Gerhard Siegel proved an
excellent foil to Vinke’s Siegfried. Siegel can certainly do the wheedling, but
he never resorts to mere caricature. (Wagner was adamant that Mime should be
nothing of the sort.) This Mime was possessed of a fine, often powerful, voice,
and all the more credible for it. Wolfgang Koch’s Alberich was dark,
disillusioned, equally attentive to words and music. Alas Bryn Terfel’s
Wanderer was disappointing. His intonation was dubious, to say the least, upon
his first act entrance, and though that problem cleared itself up after a
while, Terfel signally failed to impart due gravitas to the role. Strange,
attention-seeking mannerisms – for instance, a very peculiar ‘effect’ upon the
singing of the word ‘Wurm’ during the second act – irritated, More serious was
the apparent lack of dramatic, philosophical underpinning to the words enunciated
with careful – too careful? – clarity. One does not have to have read Feuerbach
and Schopenhauer to sing Wotan, but one needs to seem as though one might at
least consider doing so. During the pivotal scene with Erda, this Wanderer
seemed more a bit of a madman than someone preparing to renounce the Will. Sir
John Tomlinson’s extraordinary, Lear-like portrayal of 2007 was preferable in
every respect.
Sophie Bevan presented a
keenly-voiced Woodbird, but the other two women were less impressive. Susan
Bullock gave the impression that her voice was simply not ample enough for
Brünnhilde and that she was therefore having to try too hard.
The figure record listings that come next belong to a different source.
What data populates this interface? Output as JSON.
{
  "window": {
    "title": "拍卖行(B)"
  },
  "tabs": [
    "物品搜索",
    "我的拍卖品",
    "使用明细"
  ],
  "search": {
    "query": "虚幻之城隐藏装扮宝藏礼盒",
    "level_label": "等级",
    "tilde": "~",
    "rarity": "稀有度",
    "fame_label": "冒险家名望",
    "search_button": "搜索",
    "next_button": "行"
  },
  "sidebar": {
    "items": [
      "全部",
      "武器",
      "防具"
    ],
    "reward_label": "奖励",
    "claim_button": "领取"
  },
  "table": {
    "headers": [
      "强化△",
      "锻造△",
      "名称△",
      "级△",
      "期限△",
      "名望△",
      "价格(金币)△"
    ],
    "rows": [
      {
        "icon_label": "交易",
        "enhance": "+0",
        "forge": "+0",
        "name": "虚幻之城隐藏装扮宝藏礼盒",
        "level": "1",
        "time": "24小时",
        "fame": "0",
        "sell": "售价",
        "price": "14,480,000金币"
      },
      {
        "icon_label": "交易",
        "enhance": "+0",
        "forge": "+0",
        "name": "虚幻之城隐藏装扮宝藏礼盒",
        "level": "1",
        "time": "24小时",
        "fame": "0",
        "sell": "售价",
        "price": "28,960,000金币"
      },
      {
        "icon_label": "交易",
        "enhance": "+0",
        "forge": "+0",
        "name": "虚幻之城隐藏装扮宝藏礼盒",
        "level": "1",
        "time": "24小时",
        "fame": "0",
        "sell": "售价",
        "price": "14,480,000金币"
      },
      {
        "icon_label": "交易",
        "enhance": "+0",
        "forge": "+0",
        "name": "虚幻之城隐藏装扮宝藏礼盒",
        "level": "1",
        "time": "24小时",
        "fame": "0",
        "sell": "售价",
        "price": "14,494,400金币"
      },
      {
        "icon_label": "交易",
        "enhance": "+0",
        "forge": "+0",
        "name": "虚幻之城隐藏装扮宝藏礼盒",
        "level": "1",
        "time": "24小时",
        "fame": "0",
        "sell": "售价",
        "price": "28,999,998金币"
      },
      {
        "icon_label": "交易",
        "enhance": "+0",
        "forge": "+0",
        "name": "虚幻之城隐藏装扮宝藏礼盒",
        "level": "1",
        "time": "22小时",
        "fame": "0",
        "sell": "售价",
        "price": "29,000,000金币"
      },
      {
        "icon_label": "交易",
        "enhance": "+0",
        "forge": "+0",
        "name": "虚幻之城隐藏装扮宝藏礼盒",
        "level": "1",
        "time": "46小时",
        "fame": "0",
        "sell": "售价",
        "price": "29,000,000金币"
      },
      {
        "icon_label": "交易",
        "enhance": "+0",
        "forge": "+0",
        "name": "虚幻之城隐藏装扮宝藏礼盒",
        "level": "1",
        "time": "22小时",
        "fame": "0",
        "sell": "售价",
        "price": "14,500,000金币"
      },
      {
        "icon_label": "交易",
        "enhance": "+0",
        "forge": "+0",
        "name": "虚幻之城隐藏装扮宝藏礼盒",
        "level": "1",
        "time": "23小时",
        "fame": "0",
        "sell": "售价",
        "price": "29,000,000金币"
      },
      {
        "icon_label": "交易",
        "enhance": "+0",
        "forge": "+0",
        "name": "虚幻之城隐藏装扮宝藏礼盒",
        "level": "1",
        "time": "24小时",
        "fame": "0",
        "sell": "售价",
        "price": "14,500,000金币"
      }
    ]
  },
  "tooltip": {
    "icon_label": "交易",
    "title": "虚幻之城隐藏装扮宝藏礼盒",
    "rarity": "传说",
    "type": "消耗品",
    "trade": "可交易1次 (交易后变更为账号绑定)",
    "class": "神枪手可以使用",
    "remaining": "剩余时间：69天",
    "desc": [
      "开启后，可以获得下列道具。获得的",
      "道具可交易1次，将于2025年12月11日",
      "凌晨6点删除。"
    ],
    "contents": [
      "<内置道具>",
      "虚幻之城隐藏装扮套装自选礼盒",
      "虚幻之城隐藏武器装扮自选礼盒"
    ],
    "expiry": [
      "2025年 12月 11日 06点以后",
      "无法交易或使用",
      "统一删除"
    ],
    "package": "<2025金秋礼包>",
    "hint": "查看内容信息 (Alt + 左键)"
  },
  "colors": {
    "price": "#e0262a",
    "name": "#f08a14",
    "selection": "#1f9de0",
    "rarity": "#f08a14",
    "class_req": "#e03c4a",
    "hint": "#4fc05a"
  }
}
The result was
too often a mixture of the timid and the tremulant, and the acting was not much
better. Maria Radner’s Erda similarly lacked presence, whether vocally or in
stage terms; she seemed miscast.
A gripe concerning
practicalities: I am all for having decent length intervals, so that if one
wishes to have a drink, one does not have to return to the theatre immediately
after having fought one’s way to the front of the queue, but an hour and a
quarter between the second and third acts, for a performance beginning at 3
p.m.? Had it been a ‘supper interval’, however irksome, it would have been
understandable, but I cannot imagine many would have wished to dine at a quarter past six. All that was achieved was to spin out the running time to an entirely
unnecessary six hours and ten minutes.